I tre autori di questo libro si muovono a partire dagli autori cui sono più affezionati, tra i quali Mario Benedetti: l’incontro con la sua poesia è forse stato il più decisivo. Lo si intuisce dalla sintassi, che sospende le figure evocate nelle scene, e dalla voglia di allungare i versi, auscoltandone il ritmo interno.
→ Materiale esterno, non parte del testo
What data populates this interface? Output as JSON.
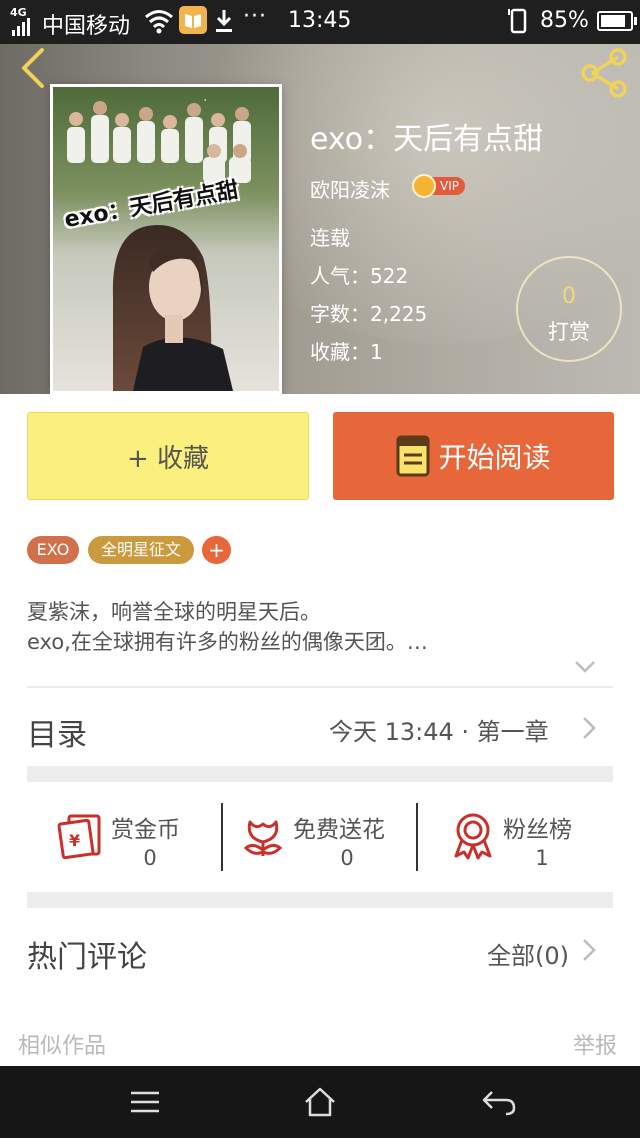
{
  "status_bar": {
    "network": "4G",
    "carrier": "中国移动",
    "time": "13:45",
    "battery_text": "85%",
    "battery_level": 0.85
  },
  "header": {
    "cover_title": "exo：天后有点甜",
    "title": "exo：天后有点甜",
    "author": "欧阳凌沫",
    "vip_label": "VIP",
    "status": "连载",
    "popularity": "人气：522",
    "word_count": "字数：2,225",
    "favorites": "收藏：1",
    "reward_count": "0",
    "reward_label": "打赏"
  },
  "actions": {
    "favorite_label": "+ 收藏",
    "read_label": "开始阅读"
  },
  "tags": [
    "EXO",
    "全明星征文",
    "+"
  ],
  "description": {
    "line1": "夏紫沫，响誉全球的明星天后。",
    "line2": "exo,在全球拥有许多的粉丝的偶像天团。…"
  },
  "catalog": {
    "title": "目录",
    "latest": "今天 13:44 · 第一章"
  },
  "stats": [
    {
      "label": "赏金币",
      "value": "0",
      "icon": "red-envelope-icon"
    },
    {
      "label": "免费送花",
      "value": "0",
      "icon": "flower-icon"
    },
    {
      "label": "粉丝榜",
      "value": "1",
      "icon": "rosette-icon"
    }
  ],
  "comments": {
    "title": "热门评论",
    "all": "全部(0)"
  },
  "footer": {
    "similar": "相似作品",
    "report": "举报"
  },
  "colors": {
    "accent_orange": "#e8673a",
    "favorite_yellow": "#fbf07d",
    "icon_red": "#c9302c"
  }
}
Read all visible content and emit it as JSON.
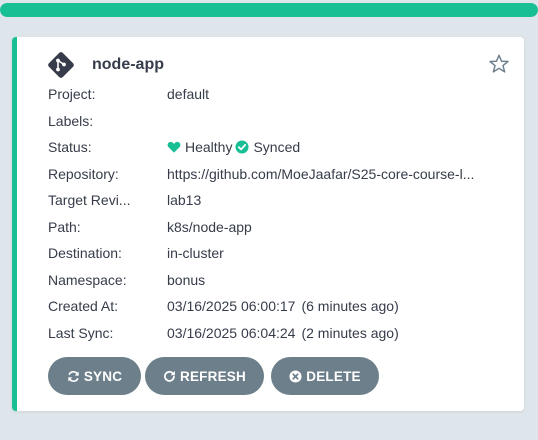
{
  "progress": {
    "fraction": 1.0,
    "color": "#18be94"
  },
  "app": {
    "name": "node-app",
    "icon": "git-icon",
    "favorite_icon": "star-outline-icon",
    "status_color": "#18be94"
  },
  "fields": {
    "project": {
      "label": "Project:",
      "value": "default"
    },
    "labels": {
      "label": "Labels:",
      "value": ""
    },
    "status": {
      "label": "Status:",
      "health": "Healthy",
      "health_icon": "heart-icon",
      "sync": "Synced",
      "sync_icon": "check-circle-icon"
    },
    "repository": {
      "label": "Repository:",
      "value": "https://github.com/MoeJaafar/S25-core-course-l..."
    },
    "target_revision": {
      "label": "Target Revi...",
      "value": "lab13"
    },
    "path": {
      "label": "Path:",
      "value": "k8s/node-app"
    },
    "destination": {
      "label": "Destination:",
      "value": "in-cluster"
    },
    "namespace": {
      "label": "Namespace:",
      "value": "bonus"
    },
    "created_at": {
      "label": "Created At:",
      "value": "03/16/2025 06:00:17",
      "ago": "(6 minutes ago)"
    },
    "last_sync": {
      "label": "Last Sync:",
      "value": "03/16/2025 06:04:24",
      "ago": "(2 minutes ago)"
    }
  },
  "actions": {
    "sync": {
      "label": "SYNC",
      "icon": "sync-icon"
    },
    "refresh": {
      "label": "REFRESH",
      "icon": "refresh-icon"
    },
    "delete": {
      "label": "DELETE",
      "icon": "times-circle-icon"
    }
  }
}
Eppure le ossessioni e il portato della memoria è tutto loro.

Alla ricerca dell’evaso (o quasi morto) di Letizia Gava è un tranche de fiction, un casus quasi allegorico che inscena una ricerca.

Giulia e altre poesie di Andrea Cozzarini si apre con una corona di testi sulla figura di Giulia, costruita per lampi frammentari, dai quali traluce l’inquietudine rappresa, specchio di quel morbido fermento con cui un altro personaggio (un io che appare a un certo punto) evoca la relazione con lei, tra la casa e uno scorciato sfondo urbano.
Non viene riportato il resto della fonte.